In its Q1 trading update, the company reported that underlying like-for-like sales declined 0.7% in the three months to 30 April against a strong comparative period, while total sales including marketplace gross merchandise sales rose 0.8%.

The group, which operates more than 1,800 stores across seven European countries under brands including B&Q and Screwfix, said its core product categories remained resilient, supported by strong growth in trade and e-commerce operations.

Trade sales excluding Screwfix increased 17%, taking group trade sales penetration to 31%. E-commerce sales excluding Screwfix rose 14%, with online penetration reaching 22%. Marketplace gross merchandise volume climbed 39% to £163m. The company also opened five new stores during the quarter, including the first standalone TradePoint branch.

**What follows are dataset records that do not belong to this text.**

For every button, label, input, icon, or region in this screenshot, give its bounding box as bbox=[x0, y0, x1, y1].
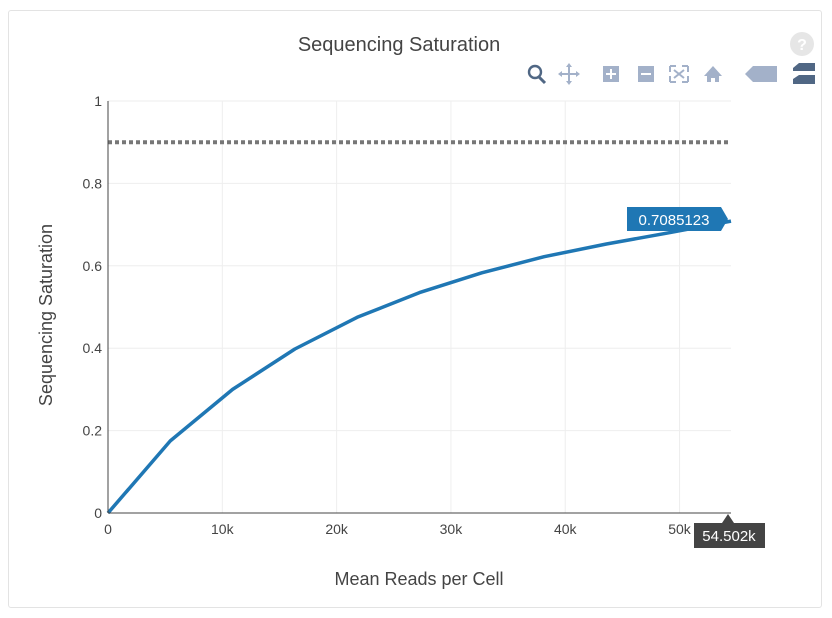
chart-title: Sequencing Saturation bbox=[298, 34, 500, 56]
zoom-out-icon[interactable] bbox=[638, 66, 654, 82]
svg-text:?: ? bbox=[797, 37, 807, 54]
autoscale-icon[interactable] bbox=[669, 65, 689, 83]
zoom-icon[interactable] bbox=[527, 64, 547, 85]
x-tick-label: 40k bbox=[554, 521, 578, 537]
hover-compare-icon[interactable] bbox=[793, 63, 815, 84]
x-tick-label: 30k bbox=[440, 521, 464, 537]
x-tick-label: 10k bbox=[211, 521, 235, 537]
x-axis-label: Mean Reads per Cell bbox=[334, 569, 503, 589]
hover-closest-icon[interactable] bbox=[745, 66, 777, 82]
saturation-series-line bbox=[106, 219, 732, 515]
y-tick-label: 0.4 bbox=[83, 340, 103, 356]
y-tick-label: 0.8 bbox=[83, 175, 103, 191]
x-tick-label: 50k bbox=[668, 521, 692, 537]
sequencing-saturation-chart: 0 10k 20k 30k 40k 50k 0 0.2 0.4 0.6 0.8 1 Sequencin… bbox=[36, 32, 815, 589]
svg-text:54.502k: 54.502k bbox=[702, 528, 756, 545]
pan-icon[interactable] bbox=[558, 63, 580, 85]
hover-y-label: 0.7085123 bbox=[627, 207, 728, 231]
hover-x-label: 54.502k bbox=[694, 514, 765, 548]
help-icon[interactable]: ? bbox=[790, 32, 814, 56]
y-tick-label: 1 bbox=[94, 93, 102, 109]
zoom-in-icon[interactable] bbox=[603, 66, 619, 82]
chart-toolbar: ? bbox=[527, 32, 815, 85]
x-tick-label: 20k bbox=[325, 521, 349, 537]
y-axis-label: Sequencing Saturation bbox=[36, 224, 56, 406]
y-tick-label: 0.6 bbox=[83, 258, 103, 274]
chart-card: 0 10k 20k 30k 40k 50k 0 0.2 0.4 0.6 0.8 1 Sequencin… bbox=[8, 10, 822, 608]
y-tick-label: 0 bbox=[94, 505, 102, 521]
x-tick-label: 0 bbox=[104, 521, 112, 537]
svg-text:0.7085123: 0.7085123 bbox=[639, 212, 710, 229]
home-icon[interactable] bbox=[704, 66, 722, 82]
y-tick-label: 0.2 bbox=[83, 423, 103, 439]
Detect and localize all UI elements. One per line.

In the UK and Ireland, the wider market declined by low single digits during the quarter. B&Q reported total sales including marketplace down 1.3%, with like-for-like sales falling 4.1% due to weaker seasonal demand linked to poor weather conditions.

Chief executive officer, Thierry Garnier, said the business had delivered a solid start to the year, gaining market share in a challenging retail environment.

"We delivered a resilient start to the year, executing well and gaining market share against a soft market backdrop," said Garnier.

"While mindful of the consumer environment, we remain absolutely focused on delivering our strategy, disciplined gross margin and cost management, and consistent shareholder returns. We are confident in achieving our full-year guidance and are well positioned to capitalise on the attractive long-term growth opportunities across our markets."

For the full financial year, Kingfisher reiterated guidance for adjusted pre-tax profit of approximately £565m to £625m and free cash flow of £450m to £510m.

The group expects around 1% sales growth from additional retail space, mainly across Screwfix UK & Ireland, B&Q and Castorama Poland. Net finance costs are expected to rise to around £105m, while capital expenditure is forecast at approximately £400m. The company also confirmed that its ongoing £300m share buyback programme remains in place.

Following the update, shares in Kingfisher increased by over 4%.

Investment director at AJ Bell, Russ Mould, said that investors have reacted with "considerable relief" to the latest update.

He concluded: "Blaming the weather for weak trading is often seen in the ‘dog ate my homework’ category of excuses by the market, but the fact it has not forced any downgrades means Kingfisher has kept investors on side.

"Among the areas of positivity is the continued strong growth in the Screwfix business. Kingfisher, like several of its peers, is pursuing trade customers who are often more reliable and consistent sources of revenue than ordinary consumers. That’s because materials and tools are not a nice-to-have for them but essential to their day job.

"This strategy is paying off in spades as the company makes market share gains. These sales could become increasingly important as pressures on consumer spending build, although as well as putting people off DIY projects, the do-it-for-me work on which its trade buyers rely may also suffer against a difficult backdrop."